М. М. — Я обладаю достаточно острым и точным зрением, но, когда я сам принимаюсь за дело, оно начинает мне изменять в том, что я делаю.

Музы ни в чем не сопутствуют мне; все у меня топорно и грубо; всему недостает изящества и красоты. Я не умею придавать вещам ценность свыше той, какой они обладают на деле: моя обработка не идет на пользу моему материалу. Вот почему он должен быть у меня лучшего качества; он должен производить впечатление и блестеть сам по себе.

Впрочем, язык мой не отличается ни простотой, ни плавностью; он шероховат и небрежен, у него есть свои прихоти, которые не в ладу с правилами; но каков бы он ни был, он все же нравится мне, если и не по убеждению моего разума, то по душевной склонности.

М. — Могу согласиться лишь с последним замечанием. Обычно автор любит свое детище, несмотря ни на что.

М. М. — Я завидую счастью тех, кто умеет радоваться делам рук своих и испытывать от этого приятное удовлетворение. Ведь это весьма легкий способ доставлять себе удовольствие, ибо его извлекаешь из себя самого, в особенности, если обладаешь известным упорством в своих оценках.
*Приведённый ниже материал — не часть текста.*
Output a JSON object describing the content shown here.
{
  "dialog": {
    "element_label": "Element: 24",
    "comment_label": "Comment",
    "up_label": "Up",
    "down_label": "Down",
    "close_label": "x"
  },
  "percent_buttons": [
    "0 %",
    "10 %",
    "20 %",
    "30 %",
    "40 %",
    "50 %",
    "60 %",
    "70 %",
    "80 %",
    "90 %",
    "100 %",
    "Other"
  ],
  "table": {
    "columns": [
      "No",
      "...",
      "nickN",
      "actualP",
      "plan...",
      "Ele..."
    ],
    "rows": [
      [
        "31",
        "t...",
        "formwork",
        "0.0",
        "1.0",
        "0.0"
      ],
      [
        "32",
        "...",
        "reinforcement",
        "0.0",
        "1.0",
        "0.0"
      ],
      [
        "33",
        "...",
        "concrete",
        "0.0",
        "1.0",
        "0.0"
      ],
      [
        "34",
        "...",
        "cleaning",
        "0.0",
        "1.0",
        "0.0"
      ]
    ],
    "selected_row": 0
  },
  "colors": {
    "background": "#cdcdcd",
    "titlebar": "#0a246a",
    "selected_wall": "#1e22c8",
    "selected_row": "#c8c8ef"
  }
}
М. — А Вы упорны в негативной оценке Вашего блестящего языка, о котором мы, увы, можем судить только по переводу.

М. М. — Мой французский язык сильно испорчен и в смысле произношения и во всех других отношениях варварством той области, где я вырос; я не знаю в наших краях ни одного человека, который не чувствовал бы сам своего косноязычия и не продолжал бы тем не менее оскорблять им чисто французские уши.

М. — А ведь Вы владеете не только родным языком?

М. М. — Что до латыни, которая в детстве была для меня родным языком, то, отвыкнув употреблять ее в живой речи, я утратил беглость, с какою некогда говорил на ней; больше того, я отвык и писать по-латыни, а ведь в былое время я владел ею с таким совершенством, что меня прозвали «учителем Жаном». Вот как мало стою я и в этом отношении.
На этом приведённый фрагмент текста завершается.